Born in Schenectady, New York, Tripp was raised in Lynn, Massachusetts and attended Harvard University. He supplemented his education by working in the offices of Olmsted Brothers, Brett and Hall, Stephen Child, Wayne Stiles, and George Miller. In 1913 he relocated to the Panama Canal Zone, assisting William Lyman Phillips develop the town plan of Balboa, Panama. Three years later, he moved to Cleveland, Ohio, where he established a landscape architecture practice.

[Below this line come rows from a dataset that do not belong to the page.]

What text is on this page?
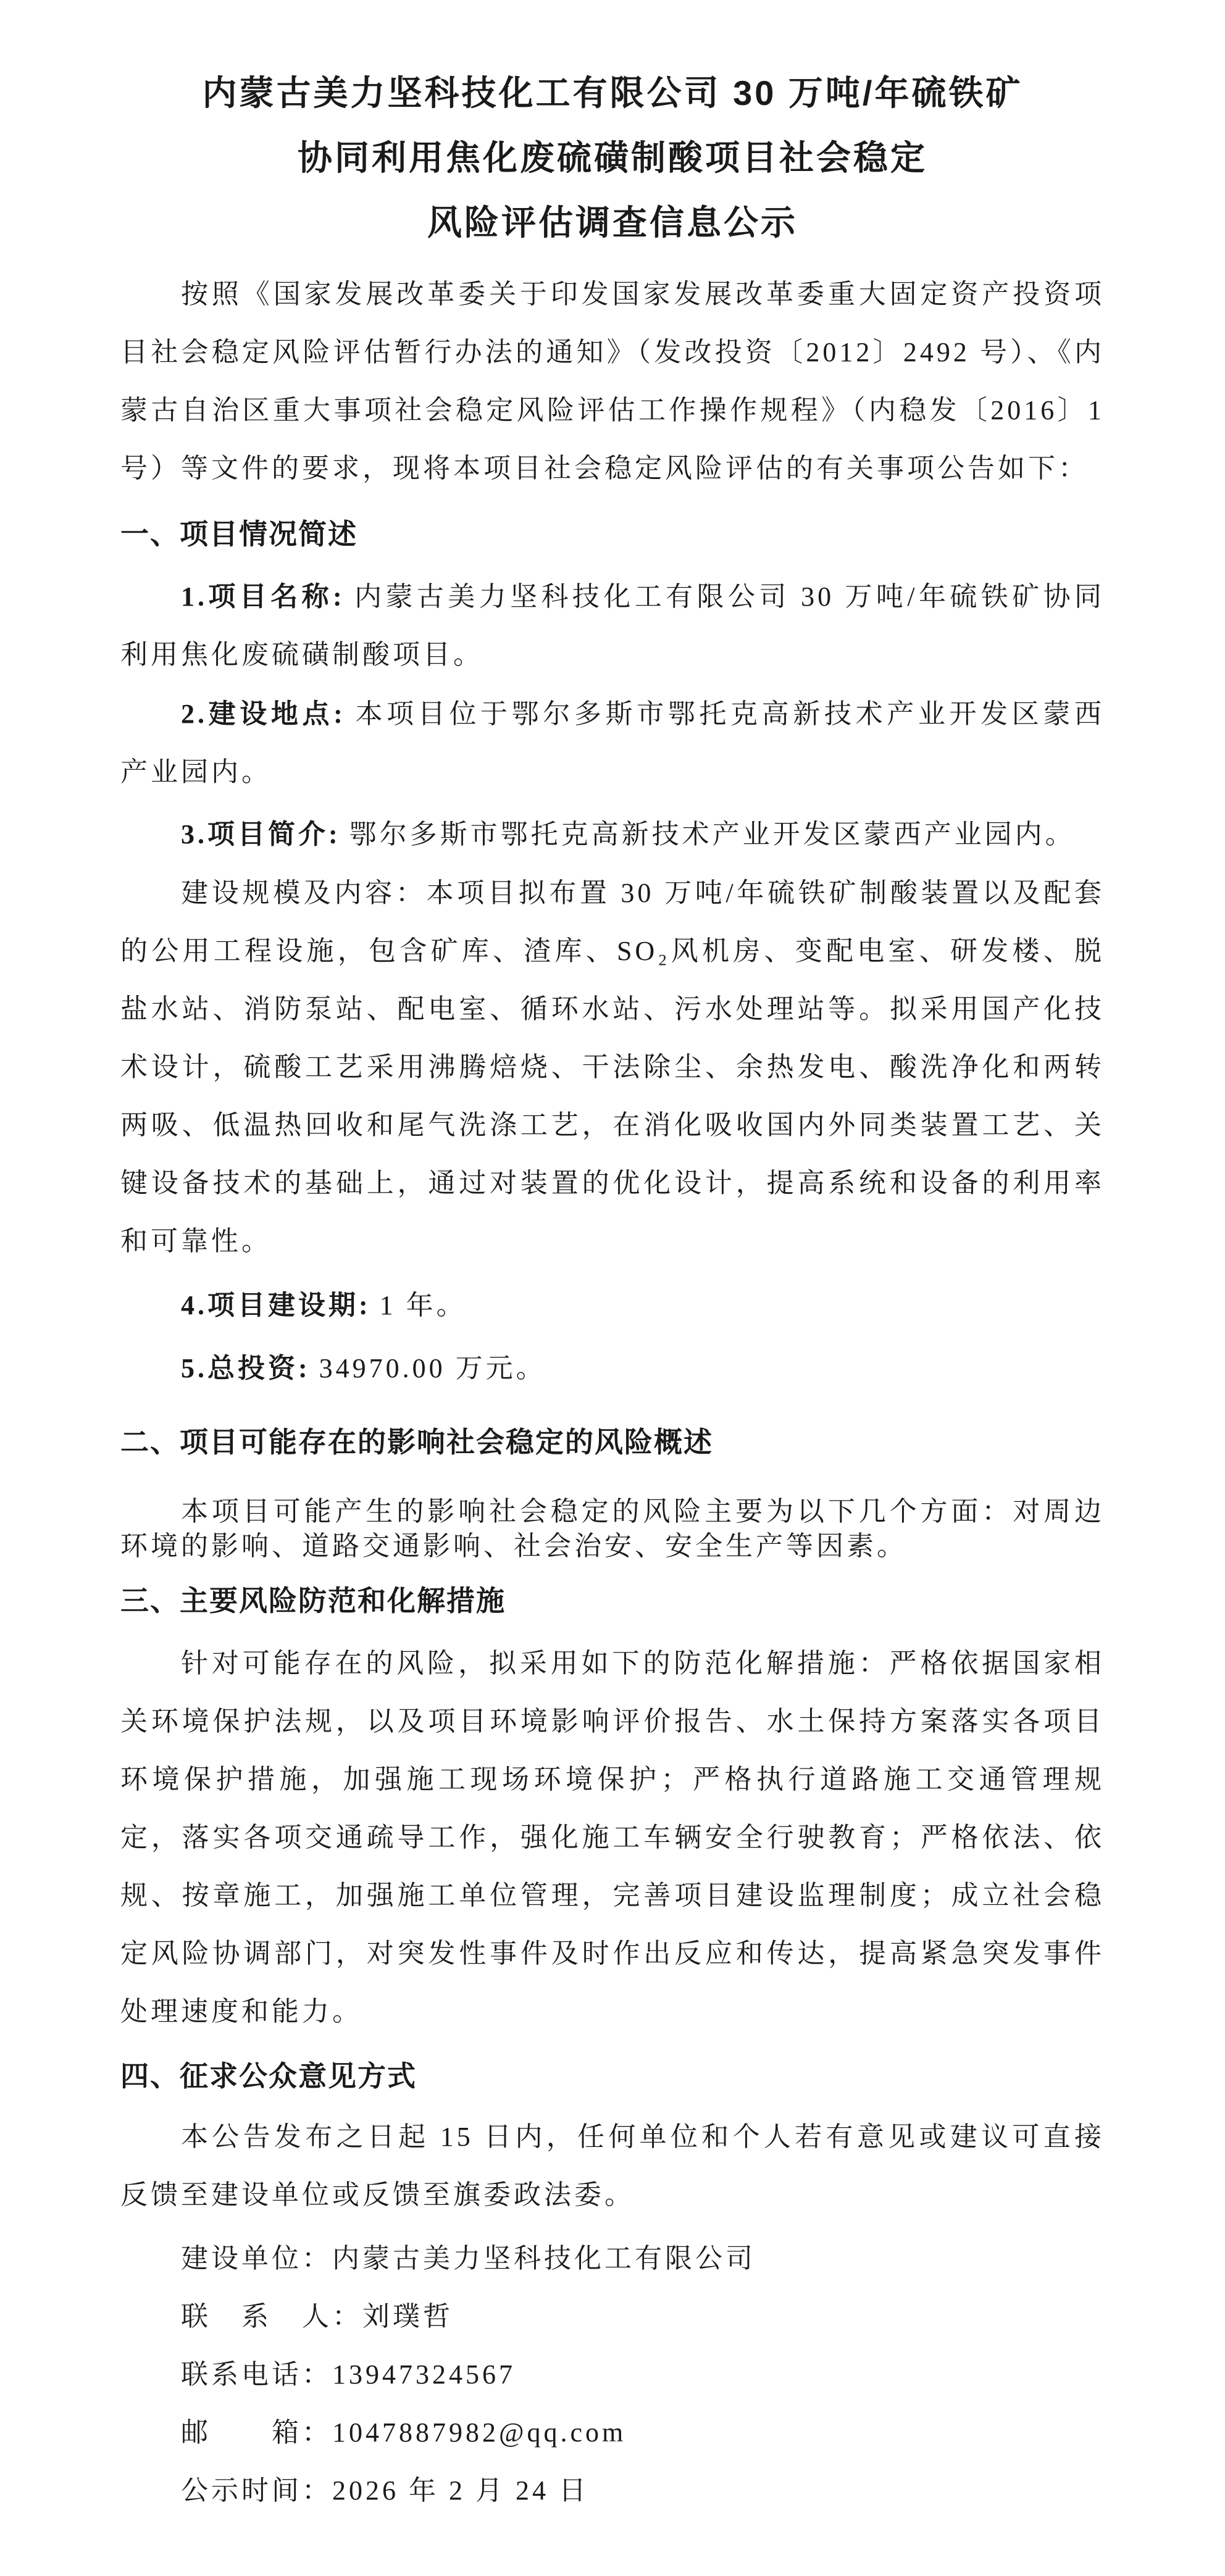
内蒙古美力坚科技化工有限公司 30 万吨/年硫铁矿
协同利用焦化废硫磺制酸项目社会稳定
风险评估调查信息公示

按照《国家发展改革委关于印发国家发展改革委重大固定资产投资项目社会稳定风险评估暂行办法的通知》（发改投资〔2012〕2492 号）、《内蒙古自治区重大事项社会稳定风险评估工作操作规程》（内稳发〔2016〕1 号）等文件的要求，现将本项目社会稳定风险评估的有关事项公告如下：

一、项目情况简述

1.项目名称: 内蒙古美力坚科技化工有限公司 30 万吨/年硫铁矿协同利用焦化废硫磺制酸项目。

2.建设地点: 本项目位于鄂尔多斯市鄂托克高新技术产业开发区蒙西产业园内。

3.项目简介: 鄂尔多斯市鄂托克高新技术产业开发区蒙西产业园内。

建设规模及内容：本项目拟布置 30 万吨/年硫铁矿制酸装置以及配套的公用工程设施，包含矿库、渣库、SO₂风机房、变配电室、研发楼、脱盐水站、消防泵站、配电室、循环水站、污水处理站等。拟采用国产化技术设计，硫酸工艺采用沸腾焙烧、干法除尘、余热发电、酸洗净化和两转两吸、低温热回收和尾气洗涤工艺，在消化吸收国内外同类装置工艺、关键设备技术的基础上，通过对装置的优化设计，提高系统和设备的利用率和可靠性。

4.项目建设期: 1 年。

5.总投资: 34970.00 万元。

二、项目可能存在的影响社会稳定的风险概述

本项目可能产生的影响社会稳定的风险主要为以下几个方面：对周边环境的影响、道路交通影响、社会治安、安全生产等因素。

三、主要风险防范和化解措施

针对可能存在的风险，拟采用如下的防范化解措施：严格依据国家相关环境保护法规，以及项目环境影响评价报告、水土保持方案落实各项目环境保护措施，加强施工现场环境保护；严格执行道路施工交通管理规定，落实各项交通疏导工作，强化施工车辆安全行驶教育；严格依法、依规、按章施工，加强施工单位管理，完善项目建设监理制度；成立社会稳定风险协调部门，对突发性事件及时作出反应和传达，提高紧急突发事件处理速度和能力。

四、征求公众意见方式

本公告发布之日起 15 日内，任何单位和个人若有意见或建议可直接反馈至建设单位或反馈至旗委政法委。

建设单位：内蒙古美力坚科技化工有限公司

联　系　人：刘璞哲

联系电话：13947324567

邮　　箱：1047887982@qq.com

公示时间：2026 年 2 月 24 日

After serving briefly in World War I with the infantry as a second lieutenant, Tripp returned to his practice in Cleveland, designing residential properties, subdivisions, parks, and gardens, including the Cleveland Cultural Gardens’ Hebrew and Italian Gardens. In 1921 he became a member of the American Society of Landscape Architects (ASLA). In 1934 Tripp left private practice and joined the National Park Service as a Civilian Conservation Corps inspector, supervising the development of state parks in Texas and Wisconsin. During World War II, he served as chief of landscape architectural design for the War Department, working under fellow Clevelander A.D. Taylor on the Pentagon building and served as a specialist in the Navy Department’s Bureau of Ships. In his independent practice Tripp was engaged by the State Department, consulting on the design of several United States embassies.
In addition to his landscape architecture career, Tripp also designed and illustrated holiday greeting cards and decorative maps, publishing several between 1930 and 1954. He passed away at his home in Alexandria, Virginia and is buried in Arlington National Cemetery.